The fields vary when the Authentication Protocol is set to SAML. The SAML-specific fields are described below.

Idp Provisioning

The Manual option allows you to manually input details into the IdP fields.

The MetaData File option allows you to upload an IdP MetaData File. This simplifies the configuration of the IdP attributes, including the IdP Entity ID, IdP SSO URL and IdP Logoff URL. The metadata file can be downloaded from the IdP.

IdP Metadata File

This field is only visible if the IdP Provisioning field is set to MetaData File. To upload the file - click Browse, navigate to and select the relevant file and click Import IdP MetaData File.

IdP Entity ID

Specify the IdP entity identifier.

IdP SSO URL

Specify the IdP SSO URL.

IdP Logoff URL

Specify the IdP logoff URL.

IdP Certificate

The IdP Certificate is very important in terms of verification of the assertions that must be contained in the SAML response that is received from the IdP. Without the certificate, verification cannot proceed.

SP Entity ID

This is an identifier that is shared to enable the IdP to understand, accept and have knowledge of the entity when request messages are sent from the LoadMaster. This must correlate to the identifier of the relying party on the AD FS server.

SP Signing Certificate

It is optional to sign requests that are sent in the context of logon. Currently, the LoadMaster does not sign those requests.

In the context of log off requests – it is mandatory and these requests must be signed. This is to avoid any spoofing and to provide extra security in relation to log off functionality. This ensures that users are not being hacked and not being logged off unnecessarily.

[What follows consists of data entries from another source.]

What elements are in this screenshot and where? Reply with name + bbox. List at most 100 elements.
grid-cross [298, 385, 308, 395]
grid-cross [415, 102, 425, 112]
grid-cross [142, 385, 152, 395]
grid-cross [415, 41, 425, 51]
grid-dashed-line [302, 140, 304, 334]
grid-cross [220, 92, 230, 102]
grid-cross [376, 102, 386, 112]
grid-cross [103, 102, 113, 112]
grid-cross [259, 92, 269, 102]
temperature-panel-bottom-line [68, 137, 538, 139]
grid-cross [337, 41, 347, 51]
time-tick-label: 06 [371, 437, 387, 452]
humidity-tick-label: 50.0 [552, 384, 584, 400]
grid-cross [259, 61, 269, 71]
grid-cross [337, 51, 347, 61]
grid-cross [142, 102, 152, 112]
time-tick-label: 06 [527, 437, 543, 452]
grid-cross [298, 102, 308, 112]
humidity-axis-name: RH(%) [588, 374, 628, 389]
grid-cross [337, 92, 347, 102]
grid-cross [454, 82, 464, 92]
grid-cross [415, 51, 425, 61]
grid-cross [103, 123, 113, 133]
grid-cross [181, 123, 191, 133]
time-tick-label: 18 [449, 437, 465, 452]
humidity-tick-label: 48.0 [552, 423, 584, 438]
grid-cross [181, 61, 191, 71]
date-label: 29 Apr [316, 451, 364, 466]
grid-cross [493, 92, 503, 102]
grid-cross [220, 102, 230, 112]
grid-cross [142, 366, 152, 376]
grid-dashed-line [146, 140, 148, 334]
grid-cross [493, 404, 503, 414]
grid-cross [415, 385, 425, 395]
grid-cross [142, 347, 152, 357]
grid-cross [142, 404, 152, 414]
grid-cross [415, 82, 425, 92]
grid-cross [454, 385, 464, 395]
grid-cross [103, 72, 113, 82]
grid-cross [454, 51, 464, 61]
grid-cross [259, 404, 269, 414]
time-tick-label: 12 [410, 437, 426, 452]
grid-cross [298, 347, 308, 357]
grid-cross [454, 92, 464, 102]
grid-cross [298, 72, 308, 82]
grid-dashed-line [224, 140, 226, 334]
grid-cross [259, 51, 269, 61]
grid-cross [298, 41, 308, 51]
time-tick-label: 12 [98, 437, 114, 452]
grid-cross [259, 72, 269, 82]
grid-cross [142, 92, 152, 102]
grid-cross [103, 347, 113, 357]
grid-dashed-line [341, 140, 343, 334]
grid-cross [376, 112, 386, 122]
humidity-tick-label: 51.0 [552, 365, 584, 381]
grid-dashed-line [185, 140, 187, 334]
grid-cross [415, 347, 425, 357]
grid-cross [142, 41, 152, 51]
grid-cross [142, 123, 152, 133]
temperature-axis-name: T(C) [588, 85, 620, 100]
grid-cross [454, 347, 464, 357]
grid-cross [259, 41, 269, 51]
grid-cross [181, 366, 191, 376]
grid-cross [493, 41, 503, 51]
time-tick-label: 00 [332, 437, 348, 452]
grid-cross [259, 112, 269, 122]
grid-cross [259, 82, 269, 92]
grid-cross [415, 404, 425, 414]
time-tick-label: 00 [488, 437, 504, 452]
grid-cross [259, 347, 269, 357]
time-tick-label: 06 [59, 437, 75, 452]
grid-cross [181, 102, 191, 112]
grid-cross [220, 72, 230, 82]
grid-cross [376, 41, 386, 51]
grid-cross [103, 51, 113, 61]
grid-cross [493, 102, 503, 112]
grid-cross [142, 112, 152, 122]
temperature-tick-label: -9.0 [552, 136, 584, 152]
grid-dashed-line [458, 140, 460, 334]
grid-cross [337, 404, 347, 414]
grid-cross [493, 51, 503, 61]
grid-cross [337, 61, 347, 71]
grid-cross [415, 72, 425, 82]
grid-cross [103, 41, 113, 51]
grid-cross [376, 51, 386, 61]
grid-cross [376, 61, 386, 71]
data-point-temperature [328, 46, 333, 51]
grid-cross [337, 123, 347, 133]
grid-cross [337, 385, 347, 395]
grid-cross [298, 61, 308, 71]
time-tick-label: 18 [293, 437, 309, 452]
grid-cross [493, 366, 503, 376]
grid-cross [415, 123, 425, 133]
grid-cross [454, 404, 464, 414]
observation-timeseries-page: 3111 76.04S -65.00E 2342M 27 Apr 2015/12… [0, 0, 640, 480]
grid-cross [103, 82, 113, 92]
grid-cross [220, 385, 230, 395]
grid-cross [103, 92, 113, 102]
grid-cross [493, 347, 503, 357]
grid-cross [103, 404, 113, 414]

In the SP Signing Certificate drop-down list, you can choose to use a self-signed certificate or third party certificate to perform the signing.

Download SP Signing Certificate

If using a self-signed certificate, click Download to download the certificate. This certificate must be installed on the IdP server (for example AD FS) to be added to the relying party signature.

The AD FS server requires this certificate for use of the public key to verify the signatures that the LoadMaster generates.

Session Control

The IdP Session Max Duration option does not appear to be usable when the IdP is AD FS. SAML and the LoadMaster supports it if present in the Authentication Response.

SP Session Idle Duration

Specify the session idle duration (in seconds).